PRAISE FOR Saya Gray 2025 AU Tour

“There’s a universality to Gray’s lyrics – which, on Saya, are generally about heartbreak – that feels particularly sturdy and comforting”

The Guardian

“Step into the layered world of Saya Gray, the 29-year-old artist whose music is as much a hallucinatory fantasy as it is a parable of the human experience”

Office Magazine

“Stepping inside the mind of Saya Gray is a whirlwind experience”

NME

SAYA GRAY AUSTRALIAN TOUR
Presented by Handsome Tours
Mon Dec 1 – Eora/Sydney – Metro Theatre [TIX HERE]
Wed Dec 3 – Meanjin/Brisbane – Princess Theatre [TIX HERE]
Fri Dec 5 – Wadawurrung/Meredith – Meredith Music Festival
Sun Dec 7 – Naarm/Melbourne – 170 Russell [TIX HERE]

Pre-sale: Thu 28 Aug, 9 AM (local)
General on-sale: Fri 29 Aug, 9 AM (local)
PRE-SALE ACCESS HERE + GENERAL TOUR INFO HERE

Saya Gray’s music doesn’t sit comfortably in any one place. Built from fragmented samples, voice memos, layered guitars, and sudden shifts in form, her songs move like thoughts — scattered, sharp-edged, intimate. Across her releases so far – 19MASTERS (2022), QWERTY I (2023), and QWERTY II (2024) – the Japanese-Canadian artist has quietly carved out a sound that resists polish in favour of something rawer and closer to the source. “1000 personalities in one song,” as she puts it.

This December, she brings that sonic world to Australia for the first time, with a headline tour stopping in Eora/Sydney (Dec 1, Metro Theatre), Meanjin/Brisbane (Dec 3, Princess Theatre), and Naarm/Melbourne (Dec 7, 170 Russell), as well as a special performance at the iconic Meredith Music Festival on Wadawurrung Country (Dec 5). Presented by Handsome Tours, the pre-sale begins Thursday 28 August at 12 PM (local), with general on-sale from Friday 29 August at 10 AM (local).

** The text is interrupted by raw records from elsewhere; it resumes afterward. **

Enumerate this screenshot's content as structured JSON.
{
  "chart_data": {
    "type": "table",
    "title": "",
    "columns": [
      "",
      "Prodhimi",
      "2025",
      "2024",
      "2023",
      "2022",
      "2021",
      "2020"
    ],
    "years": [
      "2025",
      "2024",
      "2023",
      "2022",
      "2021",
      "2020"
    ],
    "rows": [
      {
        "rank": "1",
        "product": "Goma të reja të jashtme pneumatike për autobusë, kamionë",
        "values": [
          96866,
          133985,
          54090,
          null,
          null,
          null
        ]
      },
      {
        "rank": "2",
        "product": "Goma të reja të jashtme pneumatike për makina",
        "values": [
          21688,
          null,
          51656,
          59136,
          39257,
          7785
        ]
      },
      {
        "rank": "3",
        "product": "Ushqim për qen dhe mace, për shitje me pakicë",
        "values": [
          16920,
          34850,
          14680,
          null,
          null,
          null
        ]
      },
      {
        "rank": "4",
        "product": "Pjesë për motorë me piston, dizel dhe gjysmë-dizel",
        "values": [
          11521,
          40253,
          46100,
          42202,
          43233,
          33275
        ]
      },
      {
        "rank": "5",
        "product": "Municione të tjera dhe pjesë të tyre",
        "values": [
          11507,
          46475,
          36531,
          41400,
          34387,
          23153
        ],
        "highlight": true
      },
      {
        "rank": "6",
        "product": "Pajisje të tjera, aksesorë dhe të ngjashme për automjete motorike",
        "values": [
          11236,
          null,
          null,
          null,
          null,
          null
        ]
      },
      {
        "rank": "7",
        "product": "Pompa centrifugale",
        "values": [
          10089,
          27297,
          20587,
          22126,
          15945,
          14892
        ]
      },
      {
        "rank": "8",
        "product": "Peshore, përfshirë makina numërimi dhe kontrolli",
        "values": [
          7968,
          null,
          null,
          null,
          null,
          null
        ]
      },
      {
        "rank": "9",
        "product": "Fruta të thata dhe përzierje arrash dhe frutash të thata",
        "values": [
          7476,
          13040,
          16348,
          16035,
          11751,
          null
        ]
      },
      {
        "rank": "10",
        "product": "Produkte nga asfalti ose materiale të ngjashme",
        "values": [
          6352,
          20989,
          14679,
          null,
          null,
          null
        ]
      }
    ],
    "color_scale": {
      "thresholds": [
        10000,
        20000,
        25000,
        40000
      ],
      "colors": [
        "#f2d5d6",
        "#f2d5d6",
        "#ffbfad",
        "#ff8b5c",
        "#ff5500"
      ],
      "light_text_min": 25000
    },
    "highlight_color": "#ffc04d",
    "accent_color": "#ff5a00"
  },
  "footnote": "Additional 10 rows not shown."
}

The tour arrives following the release of her debut album SAYA, which arrived in February via Dirty Hit. Personal in a way that feels almost confrontational, the album pushes even deeper into the themes of identity, dislocation, and hyperstimulation that have shaped her past work, but with a new kind of clarity.